KASKA: Deniz kaplumbağalarını küresel ısınma bakımından konuştuk, denizdeki balıkçılıkla etkileşimi bakımından konuştuk, dinozorların yok oluşundan sonra yaşamaya devam ettiklerini söyledik. Burada şunu söyleyeyim arkadaşlar, bu canlıların yaşamaya devam etmesi sizin gibi genç araştırmacıların bizim arkamızdan gelmesi, bizim yaptığımız çalışmalardan daha iyisini yaparak koruma çalışmalarına devam etmesine bağlı. Gençlerimizin bunları yapmaya devam edeceğine inanıyorum. Deniz kaplumbağaları ve ülkemizin değerleri korunmaya devam edecektir diye düşünerek sizlerin böyle bir misyonu sahiplenen bireyler olmanızı diliyorum.


Son olarak şundan da bahsedeyim: Bilmiyorum duydunuz mu, eski Türklerin Orhun Anıtları vardır. Bu yazılı anıtları bir tosbağanın sırtına koymuş bu insanlar 1200 yıl önce. Yani kaplumbağa aslında Türk mitolojisinde de çok önemli. Burada kaplumbağanın sırtına konmasının sebebi hem uzun yaşamı simgelemesi hem kararlı adımlarla yavaş yavaş da olsa hedefine gidebilmesi. Bu özelliği örnek almak gerek.

Kaplumbağaları tanımak, doğduğu vatanı, kumsalı hiç bir zaman unutmayan bu canlılar üzerine çalışmak; küresel ısınmanın etkisi, beslenme izotopları, denizlerdeki göçleri gibi bir sürü popüler konuyu araştırmak isterseniz bizler sizlerin her zaman yanınızdayız ve kapımız açıktır diyerek konuşmamı sonlandırmak istiyorum. Bu fırsatı verdiğiniz için tekrardan teşekkür ederim.

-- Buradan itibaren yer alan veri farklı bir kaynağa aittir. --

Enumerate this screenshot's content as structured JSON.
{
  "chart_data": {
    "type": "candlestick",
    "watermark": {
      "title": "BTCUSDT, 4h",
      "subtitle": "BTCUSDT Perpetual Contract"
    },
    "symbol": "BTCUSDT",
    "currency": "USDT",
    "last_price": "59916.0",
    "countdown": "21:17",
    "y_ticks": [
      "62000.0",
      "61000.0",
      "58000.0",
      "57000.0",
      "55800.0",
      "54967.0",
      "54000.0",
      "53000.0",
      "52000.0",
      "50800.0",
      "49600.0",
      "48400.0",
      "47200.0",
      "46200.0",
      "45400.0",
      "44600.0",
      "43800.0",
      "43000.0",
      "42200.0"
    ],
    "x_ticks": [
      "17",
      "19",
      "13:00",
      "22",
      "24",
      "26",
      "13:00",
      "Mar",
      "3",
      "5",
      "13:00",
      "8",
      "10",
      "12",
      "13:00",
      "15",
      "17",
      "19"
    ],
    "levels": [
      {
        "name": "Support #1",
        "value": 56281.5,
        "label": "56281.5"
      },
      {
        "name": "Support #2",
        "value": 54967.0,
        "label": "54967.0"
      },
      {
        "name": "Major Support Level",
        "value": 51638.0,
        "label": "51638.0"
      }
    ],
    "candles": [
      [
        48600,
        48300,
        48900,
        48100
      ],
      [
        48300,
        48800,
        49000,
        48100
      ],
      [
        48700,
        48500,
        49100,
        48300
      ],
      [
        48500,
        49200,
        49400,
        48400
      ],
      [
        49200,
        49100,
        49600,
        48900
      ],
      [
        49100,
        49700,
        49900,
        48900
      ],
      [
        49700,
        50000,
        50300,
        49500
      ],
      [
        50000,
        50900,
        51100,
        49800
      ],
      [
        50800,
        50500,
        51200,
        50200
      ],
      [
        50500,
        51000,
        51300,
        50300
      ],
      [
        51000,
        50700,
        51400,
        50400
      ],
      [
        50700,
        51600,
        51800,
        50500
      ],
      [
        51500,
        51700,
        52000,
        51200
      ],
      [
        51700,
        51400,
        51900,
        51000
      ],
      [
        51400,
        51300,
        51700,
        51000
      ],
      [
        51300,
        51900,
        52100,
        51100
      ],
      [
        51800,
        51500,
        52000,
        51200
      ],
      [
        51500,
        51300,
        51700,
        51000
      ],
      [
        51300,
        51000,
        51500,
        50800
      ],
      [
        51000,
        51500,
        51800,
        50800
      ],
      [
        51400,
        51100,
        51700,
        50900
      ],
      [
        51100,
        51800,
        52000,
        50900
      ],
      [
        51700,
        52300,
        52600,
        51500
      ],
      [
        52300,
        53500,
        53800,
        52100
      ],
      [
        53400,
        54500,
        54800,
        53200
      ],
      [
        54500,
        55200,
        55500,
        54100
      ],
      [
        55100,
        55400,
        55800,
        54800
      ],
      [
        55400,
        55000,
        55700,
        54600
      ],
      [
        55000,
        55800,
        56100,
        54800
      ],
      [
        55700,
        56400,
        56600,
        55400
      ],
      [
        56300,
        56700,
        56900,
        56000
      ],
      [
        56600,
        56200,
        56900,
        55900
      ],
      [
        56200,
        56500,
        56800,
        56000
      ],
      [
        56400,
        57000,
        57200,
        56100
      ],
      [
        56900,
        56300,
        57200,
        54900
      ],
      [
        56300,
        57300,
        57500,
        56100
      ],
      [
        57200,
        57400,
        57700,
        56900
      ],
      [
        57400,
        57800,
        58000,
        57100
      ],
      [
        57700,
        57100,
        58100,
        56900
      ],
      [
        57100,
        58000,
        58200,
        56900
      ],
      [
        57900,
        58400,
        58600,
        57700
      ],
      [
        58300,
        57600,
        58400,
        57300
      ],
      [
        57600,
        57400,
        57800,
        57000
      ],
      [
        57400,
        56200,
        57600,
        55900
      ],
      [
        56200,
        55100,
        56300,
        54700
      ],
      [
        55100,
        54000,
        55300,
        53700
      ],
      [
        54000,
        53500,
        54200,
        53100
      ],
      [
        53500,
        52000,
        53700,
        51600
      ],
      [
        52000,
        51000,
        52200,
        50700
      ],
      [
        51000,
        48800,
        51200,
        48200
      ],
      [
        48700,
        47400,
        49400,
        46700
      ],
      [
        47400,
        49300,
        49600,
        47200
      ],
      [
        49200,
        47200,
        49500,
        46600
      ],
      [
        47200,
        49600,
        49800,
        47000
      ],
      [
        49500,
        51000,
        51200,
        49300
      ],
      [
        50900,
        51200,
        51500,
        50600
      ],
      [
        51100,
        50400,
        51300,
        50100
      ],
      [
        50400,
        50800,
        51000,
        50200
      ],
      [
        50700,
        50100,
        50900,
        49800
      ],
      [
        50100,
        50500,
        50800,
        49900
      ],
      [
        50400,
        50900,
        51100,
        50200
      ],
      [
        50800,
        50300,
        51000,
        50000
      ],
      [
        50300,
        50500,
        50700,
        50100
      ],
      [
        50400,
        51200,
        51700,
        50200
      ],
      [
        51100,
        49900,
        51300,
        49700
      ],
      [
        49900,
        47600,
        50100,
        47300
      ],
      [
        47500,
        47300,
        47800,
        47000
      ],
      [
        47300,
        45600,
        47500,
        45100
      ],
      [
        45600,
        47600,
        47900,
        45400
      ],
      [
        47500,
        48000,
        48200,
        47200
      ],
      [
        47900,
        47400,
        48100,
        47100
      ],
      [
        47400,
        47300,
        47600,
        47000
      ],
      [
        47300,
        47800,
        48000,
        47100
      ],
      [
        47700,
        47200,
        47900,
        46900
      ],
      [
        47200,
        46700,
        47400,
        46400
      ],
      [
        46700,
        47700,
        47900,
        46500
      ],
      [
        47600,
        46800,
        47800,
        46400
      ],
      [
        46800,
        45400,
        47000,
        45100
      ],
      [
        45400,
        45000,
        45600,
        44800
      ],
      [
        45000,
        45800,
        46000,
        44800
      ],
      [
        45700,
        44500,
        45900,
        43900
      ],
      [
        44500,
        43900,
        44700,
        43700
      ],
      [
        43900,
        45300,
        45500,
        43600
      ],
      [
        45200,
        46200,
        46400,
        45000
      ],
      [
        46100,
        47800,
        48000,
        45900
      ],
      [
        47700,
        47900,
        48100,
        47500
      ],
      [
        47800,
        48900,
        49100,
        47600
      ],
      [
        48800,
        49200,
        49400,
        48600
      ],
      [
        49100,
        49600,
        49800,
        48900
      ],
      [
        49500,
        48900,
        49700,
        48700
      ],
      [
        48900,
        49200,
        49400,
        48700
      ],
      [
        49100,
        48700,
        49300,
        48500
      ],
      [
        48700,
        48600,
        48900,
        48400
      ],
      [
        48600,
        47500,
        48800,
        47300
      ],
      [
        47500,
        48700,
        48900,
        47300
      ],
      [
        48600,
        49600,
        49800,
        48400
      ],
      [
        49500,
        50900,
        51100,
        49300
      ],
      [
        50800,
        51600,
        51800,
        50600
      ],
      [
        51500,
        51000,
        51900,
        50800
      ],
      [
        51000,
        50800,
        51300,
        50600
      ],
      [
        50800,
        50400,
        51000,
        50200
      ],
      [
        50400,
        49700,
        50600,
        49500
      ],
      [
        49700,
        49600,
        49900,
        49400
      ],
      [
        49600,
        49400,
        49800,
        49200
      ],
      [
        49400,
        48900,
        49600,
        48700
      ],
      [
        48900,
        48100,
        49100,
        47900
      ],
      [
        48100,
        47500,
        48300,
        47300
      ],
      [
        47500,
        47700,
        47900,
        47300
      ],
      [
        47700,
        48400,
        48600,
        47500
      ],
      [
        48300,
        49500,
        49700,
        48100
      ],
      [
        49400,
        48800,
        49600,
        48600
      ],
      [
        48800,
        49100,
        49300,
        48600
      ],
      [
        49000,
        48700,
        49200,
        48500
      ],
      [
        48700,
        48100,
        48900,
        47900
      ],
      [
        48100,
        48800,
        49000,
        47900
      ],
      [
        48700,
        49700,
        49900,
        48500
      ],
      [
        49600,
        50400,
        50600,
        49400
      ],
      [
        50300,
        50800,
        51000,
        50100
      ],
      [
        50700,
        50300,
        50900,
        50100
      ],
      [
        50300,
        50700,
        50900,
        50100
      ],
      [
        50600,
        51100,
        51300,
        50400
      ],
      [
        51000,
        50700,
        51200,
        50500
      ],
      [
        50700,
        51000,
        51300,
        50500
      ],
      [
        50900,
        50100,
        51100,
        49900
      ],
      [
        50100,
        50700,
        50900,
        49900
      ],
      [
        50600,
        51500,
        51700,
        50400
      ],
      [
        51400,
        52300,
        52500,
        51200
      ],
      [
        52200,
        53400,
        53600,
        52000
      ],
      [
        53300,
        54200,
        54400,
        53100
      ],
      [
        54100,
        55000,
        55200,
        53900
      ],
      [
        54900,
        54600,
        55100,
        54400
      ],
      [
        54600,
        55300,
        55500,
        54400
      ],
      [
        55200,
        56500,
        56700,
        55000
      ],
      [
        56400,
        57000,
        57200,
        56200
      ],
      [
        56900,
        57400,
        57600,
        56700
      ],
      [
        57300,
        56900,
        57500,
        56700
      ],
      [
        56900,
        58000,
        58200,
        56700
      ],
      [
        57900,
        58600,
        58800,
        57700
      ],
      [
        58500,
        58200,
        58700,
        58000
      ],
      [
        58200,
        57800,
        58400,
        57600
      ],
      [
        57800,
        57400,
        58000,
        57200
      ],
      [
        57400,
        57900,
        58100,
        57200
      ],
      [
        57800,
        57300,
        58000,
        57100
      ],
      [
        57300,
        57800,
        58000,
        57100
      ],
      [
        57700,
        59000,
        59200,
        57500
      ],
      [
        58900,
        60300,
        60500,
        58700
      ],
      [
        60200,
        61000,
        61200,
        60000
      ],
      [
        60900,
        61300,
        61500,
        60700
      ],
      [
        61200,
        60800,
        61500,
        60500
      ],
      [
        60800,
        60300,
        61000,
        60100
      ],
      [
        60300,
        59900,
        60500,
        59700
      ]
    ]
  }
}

B: Hocam, geldiğiniz için çok teşekkür ederiz çok keyifli bir sohbet oldu.


KASKA: Ben teşekkür ederim. Sizin gibi geleceği parlak olan ve deniz kaplumbağalarını da tanımak isteyen genç biyolog arkadaşlarlı da çalışmalarımıza katılmaya davet ediyoruz. Gerek lisans seviyesinde gerek yüksek lisans veya doktora seviyesinde çalışmak isteyen arkadaşları da lojistik desteklemeye hazır olduğumuzu bildiriyorum. Sizler huzuruyla da gelen arkadaşlar olursa bu vesileyle de hepsine hoşgeldiniz demek istiyorum.


Ş: Biz teşekkür ederiz hocam hoşçakalın.

KASKA: Hoşçakalın görüşmek üzere.


Değerli Yakup Kaska Hocamıza bu keyifli röportaj için teşekkür ediyoruz.